At sunrise - a spectacular view of which, over the sea, serves as a kind of dazzling wake-up call from the door and window facing the bed - some of us again are only able to admire the bountiful breakfast buffet from afar, making do with a cup of tea or coffee. In Cyprus, by the way, you can get cappuccino, filter, or Cypriot (what we call "Turkish") coffee.
BIDDING FAREWELL to our king-sized beds and elegant baths, we are off to spend our last day in Cyprus sight-seeing. The guide, who has accompanied us throughout the trip, points out each site by telling its corresponding Greek myth, which in itself is worth the ride.
Our first stop is the Chryssorogiatissa Monastery in Panagia - where there is only one monk left actually living on the premises. Here we see the inside of the ancient chapel, with its gold and silver icons of Jesus and the apostles, and then downstairs to have a look at the modern - active - wine cellars
Now we proceed to the Kourion, one of Cyprus's most treasured archaeological sites, located near the village of Episkopi. Here we see the early Christian period remains of grand homes with magnificent mosaic floors, Roman-era bath houses (the ancient version of the spas we have enjoyed) and a Hellenistic amphitheater.

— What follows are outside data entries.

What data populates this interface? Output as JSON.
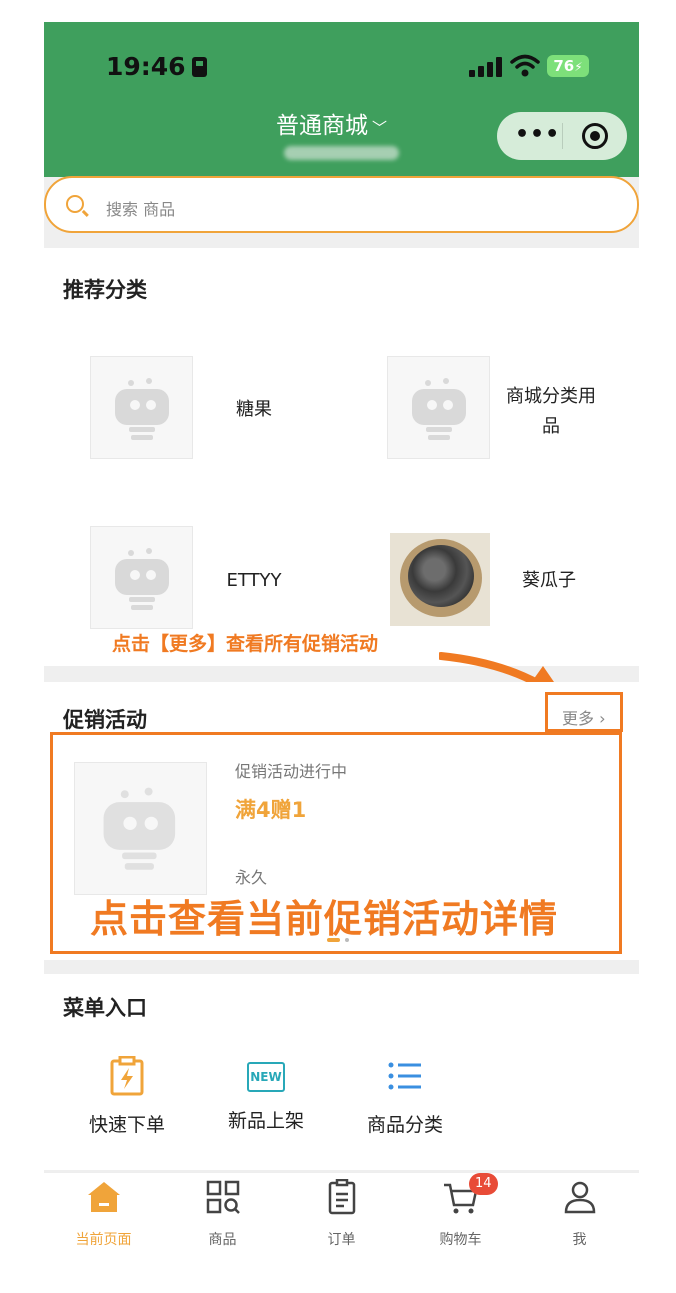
{
  "status": {
    "time": "19:46",
    "battery": "76"
  },
  "header": {
    "title": "普通商城"
  },
  "search": {
    "placeholder": "搜索 商品"
  },
  "recommended": {
    "title": "推荐分类",
    "items": [
      {
        "label": "糖果",
        "image": "placeholder-robot"
      },
      {
        "label": "商城分类用品",
        "image": "placeholder-robot"
      },
      {
        "label": "ETTYY",
        "image": "placeholder-robot"
      },
      {
        "label": "葵瓜子",
        "image": "sunflower-seeds-photo"
      }
    ]
  },
  "annotation_top": "点击【更多】查看所有促销活动",
  "promo": {
    "title": "促销活动",
    "more_label": "更多",
    "status": "促销活动进行中",
    "name": "满4赠1",
    "duration": "永久",
    "annotation": "点击查看当前促销活动详情"
  },
  "menu": {
    "title": "菜单入口",
    "items": [
      {
        "label": "快速下单",
        "icon": "quick-order-icon"
      },
      {
        "label": "新品上架",
        "icon": "new-badge-icon",
        "icon_text": "NEW"
      },
      {
        "label": "商品分类",
        "icon": "list-icon"
      }
    ]
  },
  "tabbar": {
    "items": [
      {
        "label": "当前页面",
        "icon": "home-icon",
        "active": true
      },
      {
        "label": "商品",
        "icon": "grid-search-icon"
      },
      {
        "label": "订单",
        "icon": "clipboard-icon"
      },
      {
        "label": "购物车",
        "icon": "cart-icon",
        "badge": "14"
      },
      {
        "label": "我",
        "icon": "user-icon"
      }
    ]
  },
  "colors": {
    "brand_green": "#3f9f5d",
    "accent_orange": "#f0a43a",
    "annotation_orange": "#f07a22",
    "badge_red": "#e84b37"
  }
}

In spite of the weather, which has become chilly and slightly wet, the excursion is doable, which means that when on a winter vacation here, you do not need to remain indoors during your stay - though, given the leisure options at the hotels, it's not certain you'd feel any urgency to keep on the move.
Still, staying put would mean missing another gem: The Cyprus Wine Museum [e-mail: email@example.com] in Limassol's Erimi village. Here, General Manager Pambos Papadopoulos, a fruit-of-the-vine mavin if there ever was one, gives us a really interesting talk on the history of grapes and wine in the region - citing Biblical and Talmudic references as he cheerfully chats on about the subject he's obviously in love with. And then, we get to taste each type of wine, finishing off with Cyprus's trademark dessert wine, Commandaria - said to be "not only the wine of kings, but the king of wines." (Another trademark liquor is Zivania - like schnapps, with 51% alcohol content - better suited, in my opinion, to disinfecting than drinking.)
TO WRAP up the trip before returning home, we are treated to another million-course meal at a seafood restaurant in Limassol, where the shrimp, calamari, sardines and barbounias flow from the kitchen as freely as the wine. Note: travelers who keep kosher need to make special arrangements. Ask your travel agent or the CTO whom to contact about doing so.
Before leaving Limassol, we are taken to its central shopping area. Here there are many fashionable, expensive, European-style clothing, jewelry and souvenir stores - these selling every kind of Christmas decoration imaginable.
Speaking of which, duty-free shopping at Larnaka Airport, though not nearly as abundant as that of Ben-Gurion, is sufficiently stocked for gift buying and last-minute purchases.
"Love Cyprus" is the island's new international marketing slogan. After being spoiled rotten there for four days, how could one not?
The writer was the guest of the Cyprus Tourism Organisation.